Is there a way for me to make the management account an enabled FileVault 2 user? Then I could follow the kbase article.

flyboy
Contributor

@ryoshioka, you'd have to know the FIlevault password of the account that's already enabled. You could then use the inputplist functionality of fdesetup to add the management account to FileVault. That's what we do in this situation.

For Example, I have a policy that runs the below script to add our management account to FV. You can extend this script with a little user interaction to prompt them for their current filevault credentials.

#!/bin/bash
set -o nounset                              # Treat unset variables as an error

if [[ $EUID -ne 0 ]]; then
    echo "This script must be run as root"
    exit 1
fi

PLIST_TEMP=`mktemp PL.XXXXXXX`

cat << EOF > $PLIST_TEMP
<?xml version="1.0" encoding="UTF-8"?>
<!DOCTYPE plist PUBLIC "-//Apple//DTD PLIST 1.0//EN" "http://www.apple.com/DTDs/PropertyList-1.0.dtd">
<plist version="1.0">
<dict>
<key>Username</key>
<string>filevault_username</string>
<key>Password</key>
<string>filevault_password</string>
<key>AdditionalUsers</key>
<array>
    <dict>
        <key>Username</key>
        <string>management_account</string>
        <key>Password</key>
        <string>management_password</string>
    </dict>
</array>
</dict>
</plist>
EOF

/usr/bin/fdesetup add -inputplist < $PLIST_TEMP

srm -m $PLIST_TEMP

Just make sure to update the username and password keys for your environment.
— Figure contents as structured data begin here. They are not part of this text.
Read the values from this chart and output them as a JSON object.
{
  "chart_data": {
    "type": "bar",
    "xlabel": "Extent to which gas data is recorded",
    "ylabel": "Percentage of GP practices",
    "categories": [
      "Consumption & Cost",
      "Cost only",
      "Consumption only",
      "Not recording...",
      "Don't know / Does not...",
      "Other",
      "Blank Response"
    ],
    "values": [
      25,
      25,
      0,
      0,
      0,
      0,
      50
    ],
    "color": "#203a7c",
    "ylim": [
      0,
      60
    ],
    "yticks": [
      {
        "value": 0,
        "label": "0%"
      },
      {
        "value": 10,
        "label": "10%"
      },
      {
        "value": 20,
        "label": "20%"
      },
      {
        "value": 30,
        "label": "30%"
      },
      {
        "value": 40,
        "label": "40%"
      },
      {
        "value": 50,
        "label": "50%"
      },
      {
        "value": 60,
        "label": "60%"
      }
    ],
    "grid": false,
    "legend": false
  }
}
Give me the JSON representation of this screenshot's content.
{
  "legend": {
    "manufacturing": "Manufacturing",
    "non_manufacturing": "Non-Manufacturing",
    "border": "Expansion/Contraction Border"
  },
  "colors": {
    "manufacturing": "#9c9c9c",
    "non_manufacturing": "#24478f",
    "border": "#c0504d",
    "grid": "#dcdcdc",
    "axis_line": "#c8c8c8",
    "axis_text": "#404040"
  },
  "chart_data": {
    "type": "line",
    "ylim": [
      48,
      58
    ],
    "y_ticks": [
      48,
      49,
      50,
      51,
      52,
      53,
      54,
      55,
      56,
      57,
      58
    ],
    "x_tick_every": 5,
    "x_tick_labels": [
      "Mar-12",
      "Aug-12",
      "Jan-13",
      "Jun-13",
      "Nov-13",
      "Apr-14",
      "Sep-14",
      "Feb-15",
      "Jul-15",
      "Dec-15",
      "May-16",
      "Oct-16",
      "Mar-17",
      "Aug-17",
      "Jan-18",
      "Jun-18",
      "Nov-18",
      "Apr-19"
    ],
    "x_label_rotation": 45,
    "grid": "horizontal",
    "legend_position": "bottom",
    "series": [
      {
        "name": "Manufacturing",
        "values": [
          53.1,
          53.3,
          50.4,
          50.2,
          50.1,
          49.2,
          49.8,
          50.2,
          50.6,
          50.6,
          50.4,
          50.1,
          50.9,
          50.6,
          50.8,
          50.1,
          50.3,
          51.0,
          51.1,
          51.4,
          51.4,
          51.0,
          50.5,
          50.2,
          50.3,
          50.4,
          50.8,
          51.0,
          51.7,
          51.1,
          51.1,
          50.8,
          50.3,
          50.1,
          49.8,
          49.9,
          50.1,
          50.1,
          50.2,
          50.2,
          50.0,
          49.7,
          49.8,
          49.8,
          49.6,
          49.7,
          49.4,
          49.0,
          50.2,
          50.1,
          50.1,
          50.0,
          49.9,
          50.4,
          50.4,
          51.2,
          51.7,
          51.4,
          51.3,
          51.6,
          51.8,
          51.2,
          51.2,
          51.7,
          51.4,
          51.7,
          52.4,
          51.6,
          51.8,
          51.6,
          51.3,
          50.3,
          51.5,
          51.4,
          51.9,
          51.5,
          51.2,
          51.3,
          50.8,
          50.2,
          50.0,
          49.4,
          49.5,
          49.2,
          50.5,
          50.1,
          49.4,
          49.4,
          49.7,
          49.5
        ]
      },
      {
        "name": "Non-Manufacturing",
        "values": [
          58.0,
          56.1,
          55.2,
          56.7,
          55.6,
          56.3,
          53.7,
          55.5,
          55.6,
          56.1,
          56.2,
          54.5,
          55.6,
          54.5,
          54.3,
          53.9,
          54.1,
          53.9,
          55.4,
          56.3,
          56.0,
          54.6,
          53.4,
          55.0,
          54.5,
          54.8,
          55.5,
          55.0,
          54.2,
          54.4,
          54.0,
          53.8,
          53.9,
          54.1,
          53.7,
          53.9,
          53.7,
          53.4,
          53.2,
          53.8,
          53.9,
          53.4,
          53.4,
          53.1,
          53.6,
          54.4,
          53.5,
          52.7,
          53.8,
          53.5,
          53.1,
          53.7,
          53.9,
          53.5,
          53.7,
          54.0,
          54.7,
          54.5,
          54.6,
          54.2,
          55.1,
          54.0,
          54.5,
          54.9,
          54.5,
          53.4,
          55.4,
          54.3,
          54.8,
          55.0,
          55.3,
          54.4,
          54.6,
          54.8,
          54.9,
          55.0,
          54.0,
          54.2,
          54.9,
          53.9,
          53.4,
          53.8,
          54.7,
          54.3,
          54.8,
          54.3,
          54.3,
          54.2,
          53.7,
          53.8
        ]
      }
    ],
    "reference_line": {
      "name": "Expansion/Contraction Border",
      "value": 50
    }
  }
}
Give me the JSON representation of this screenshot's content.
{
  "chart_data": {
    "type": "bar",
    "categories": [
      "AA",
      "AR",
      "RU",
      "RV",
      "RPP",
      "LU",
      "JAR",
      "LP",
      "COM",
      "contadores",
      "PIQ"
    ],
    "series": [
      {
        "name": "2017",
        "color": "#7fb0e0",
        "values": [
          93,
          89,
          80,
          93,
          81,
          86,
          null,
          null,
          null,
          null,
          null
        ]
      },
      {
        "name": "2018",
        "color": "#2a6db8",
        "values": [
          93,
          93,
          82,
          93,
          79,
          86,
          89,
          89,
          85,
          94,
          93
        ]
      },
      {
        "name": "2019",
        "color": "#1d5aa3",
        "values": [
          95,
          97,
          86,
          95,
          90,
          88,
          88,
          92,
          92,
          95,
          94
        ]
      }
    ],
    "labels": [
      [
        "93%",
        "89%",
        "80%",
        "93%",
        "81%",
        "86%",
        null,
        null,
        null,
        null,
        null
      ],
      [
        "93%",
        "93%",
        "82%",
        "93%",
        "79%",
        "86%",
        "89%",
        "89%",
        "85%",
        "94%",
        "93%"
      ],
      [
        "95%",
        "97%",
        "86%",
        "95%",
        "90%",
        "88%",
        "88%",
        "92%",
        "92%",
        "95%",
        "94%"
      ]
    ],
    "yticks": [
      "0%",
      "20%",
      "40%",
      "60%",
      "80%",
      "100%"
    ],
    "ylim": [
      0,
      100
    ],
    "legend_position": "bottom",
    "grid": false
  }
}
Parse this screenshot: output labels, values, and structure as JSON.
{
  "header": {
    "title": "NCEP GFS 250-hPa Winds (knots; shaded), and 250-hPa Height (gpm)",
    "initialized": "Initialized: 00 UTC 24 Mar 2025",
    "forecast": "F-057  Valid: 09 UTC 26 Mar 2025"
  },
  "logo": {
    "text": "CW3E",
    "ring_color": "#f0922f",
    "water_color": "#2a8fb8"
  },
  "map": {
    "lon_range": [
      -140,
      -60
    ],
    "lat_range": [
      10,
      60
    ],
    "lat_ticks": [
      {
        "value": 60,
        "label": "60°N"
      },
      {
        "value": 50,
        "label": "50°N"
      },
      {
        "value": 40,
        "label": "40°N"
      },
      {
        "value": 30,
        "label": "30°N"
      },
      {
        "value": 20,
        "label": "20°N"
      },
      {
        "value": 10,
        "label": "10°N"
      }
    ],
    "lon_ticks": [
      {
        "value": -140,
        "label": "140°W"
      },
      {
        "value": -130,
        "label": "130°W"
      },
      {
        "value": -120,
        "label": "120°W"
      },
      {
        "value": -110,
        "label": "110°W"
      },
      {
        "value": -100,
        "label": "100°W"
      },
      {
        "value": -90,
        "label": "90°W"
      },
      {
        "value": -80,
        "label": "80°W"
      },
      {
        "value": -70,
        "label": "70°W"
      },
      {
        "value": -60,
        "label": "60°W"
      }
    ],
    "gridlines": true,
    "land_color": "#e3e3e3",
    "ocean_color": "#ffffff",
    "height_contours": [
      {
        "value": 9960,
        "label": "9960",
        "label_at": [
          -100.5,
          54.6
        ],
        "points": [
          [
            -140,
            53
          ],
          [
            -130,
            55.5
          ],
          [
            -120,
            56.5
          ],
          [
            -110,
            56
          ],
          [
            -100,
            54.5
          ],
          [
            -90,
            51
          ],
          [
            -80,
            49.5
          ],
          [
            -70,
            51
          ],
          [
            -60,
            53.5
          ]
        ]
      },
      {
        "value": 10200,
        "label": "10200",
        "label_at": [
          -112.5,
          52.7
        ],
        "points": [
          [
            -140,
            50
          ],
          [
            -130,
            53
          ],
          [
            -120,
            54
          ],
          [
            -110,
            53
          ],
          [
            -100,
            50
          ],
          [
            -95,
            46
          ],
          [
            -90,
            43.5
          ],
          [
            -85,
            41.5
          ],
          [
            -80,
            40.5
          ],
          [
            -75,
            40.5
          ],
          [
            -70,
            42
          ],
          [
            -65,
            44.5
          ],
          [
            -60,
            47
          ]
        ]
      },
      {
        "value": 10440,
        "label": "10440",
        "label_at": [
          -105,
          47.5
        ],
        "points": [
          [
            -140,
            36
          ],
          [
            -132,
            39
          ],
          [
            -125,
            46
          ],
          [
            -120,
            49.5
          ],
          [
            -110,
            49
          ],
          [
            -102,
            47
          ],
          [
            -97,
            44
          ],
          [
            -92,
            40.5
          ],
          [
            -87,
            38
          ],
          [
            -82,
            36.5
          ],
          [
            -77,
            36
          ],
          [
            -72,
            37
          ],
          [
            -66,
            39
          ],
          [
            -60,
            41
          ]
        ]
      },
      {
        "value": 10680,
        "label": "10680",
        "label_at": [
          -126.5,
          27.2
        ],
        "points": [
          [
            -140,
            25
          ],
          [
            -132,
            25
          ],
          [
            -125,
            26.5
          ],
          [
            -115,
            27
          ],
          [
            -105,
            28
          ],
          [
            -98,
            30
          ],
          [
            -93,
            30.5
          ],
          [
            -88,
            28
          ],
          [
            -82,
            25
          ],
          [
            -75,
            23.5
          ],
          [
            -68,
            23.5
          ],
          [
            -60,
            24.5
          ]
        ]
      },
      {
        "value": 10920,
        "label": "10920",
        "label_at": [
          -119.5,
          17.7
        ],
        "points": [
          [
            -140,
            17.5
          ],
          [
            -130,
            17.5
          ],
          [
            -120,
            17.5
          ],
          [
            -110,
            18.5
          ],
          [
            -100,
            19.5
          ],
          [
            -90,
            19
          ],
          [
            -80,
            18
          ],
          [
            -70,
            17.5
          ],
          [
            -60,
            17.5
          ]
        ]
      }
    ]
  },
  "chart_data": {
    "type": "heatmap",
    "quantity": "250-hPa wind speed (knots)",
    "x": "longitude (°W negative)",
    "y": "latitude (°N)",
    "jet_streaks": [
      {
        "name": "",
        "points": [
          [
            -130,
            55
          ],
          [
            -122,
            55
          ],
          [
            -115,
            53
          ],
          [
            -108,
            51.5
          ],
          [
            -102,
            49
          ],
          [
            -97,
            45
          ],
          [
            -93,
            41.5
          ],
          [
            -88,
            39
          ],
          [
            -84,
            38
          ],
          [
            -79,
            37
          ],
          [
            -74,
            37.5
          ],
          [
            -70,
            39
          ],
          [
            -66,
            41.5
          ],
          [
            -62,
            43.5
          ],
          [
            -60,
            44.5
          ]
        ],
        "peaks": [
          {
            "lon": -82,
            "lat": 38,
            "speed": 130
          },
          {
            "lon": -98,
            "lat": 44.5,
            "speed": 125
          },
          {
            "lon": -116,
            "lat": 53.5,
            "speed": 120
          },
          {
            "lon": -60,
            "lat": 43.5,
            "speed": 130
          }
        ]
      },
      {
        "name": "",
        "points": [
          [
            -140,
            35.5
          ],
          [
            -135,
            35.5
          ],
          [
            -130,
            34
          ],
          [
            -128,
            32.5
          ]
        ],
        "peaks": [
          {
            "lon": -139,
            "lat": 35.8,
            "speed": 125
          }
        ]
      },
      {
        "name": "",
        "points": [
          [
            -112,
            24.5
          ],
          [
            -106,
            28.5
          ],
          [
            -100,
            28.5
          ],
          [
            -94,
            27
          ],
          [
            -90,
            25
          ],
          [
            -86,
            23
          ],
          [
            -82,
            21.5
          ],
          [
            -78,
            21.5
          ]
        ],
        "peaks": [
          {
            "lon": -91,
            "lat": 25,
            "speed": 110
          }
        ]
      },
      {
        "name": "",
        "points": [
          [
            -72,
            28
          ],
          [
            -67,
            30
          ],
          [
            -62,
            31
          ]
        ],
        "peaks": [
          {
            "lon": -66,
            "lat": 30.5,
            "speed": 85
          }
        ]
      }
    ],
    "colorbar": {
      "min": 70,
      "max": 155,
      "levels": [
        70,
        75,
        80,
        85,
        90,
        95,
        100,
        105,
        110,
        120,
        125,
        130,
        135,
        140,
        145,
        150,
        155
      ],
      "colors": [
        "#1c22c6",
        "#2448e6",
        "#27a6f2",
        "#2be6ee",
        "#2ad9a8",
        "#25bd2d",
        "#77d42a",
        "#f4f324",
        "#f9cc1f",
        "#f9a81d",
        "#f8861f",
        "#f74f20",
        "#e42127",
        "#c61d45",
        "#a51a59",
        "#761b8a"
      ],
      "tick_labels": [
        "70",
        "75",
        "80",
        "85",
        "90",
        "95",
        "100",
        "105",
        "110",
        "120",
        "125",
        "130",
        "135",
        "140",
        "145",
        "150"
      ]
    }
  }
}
If you need to later remove the management account you can do it with this script:

#!/bin/bash
set -o nounset                              # Treat unset variables as an error

if [[ $EUID -ne 0 ]]; then
    echo "This script must be run as root"
    exit 1
fi

PLIST_TEMP=`mktemp PL.XXXXXXX`

cat << EOF > $PLIST_TEMP
<?xml version="1.0" encoding="UTF-8"?>
<!DOCTYPE plist PUBLIC "-//Apple//DTD PLIST 1.0//EN" "http://www.apple.com/DTDs/PropertyList-1.0.dtd">
<plist version="1.0">
<dict>
<key>Username</key>
<string>filevault_username</string>
<key>Password</key>
<string>filevault_password</string>
<key>AdditionalUsers</key>
</dict>
</plist>
EOF

/usr/bin/fdesetup remove -user management_account < $PLIST_TEMP
srm -m $PLIST_TEMP

ryoshioka
New Contributor III

@Berrier, gotcha. I'll have to test these out on a test device before rolling this out to our users.

ryoshioka
New Contributor III

Finally got a chance to test your script, worked like a charm! Thank you very much.

flyboy
Contributor

@ryoshioka, excellent! You're welcome!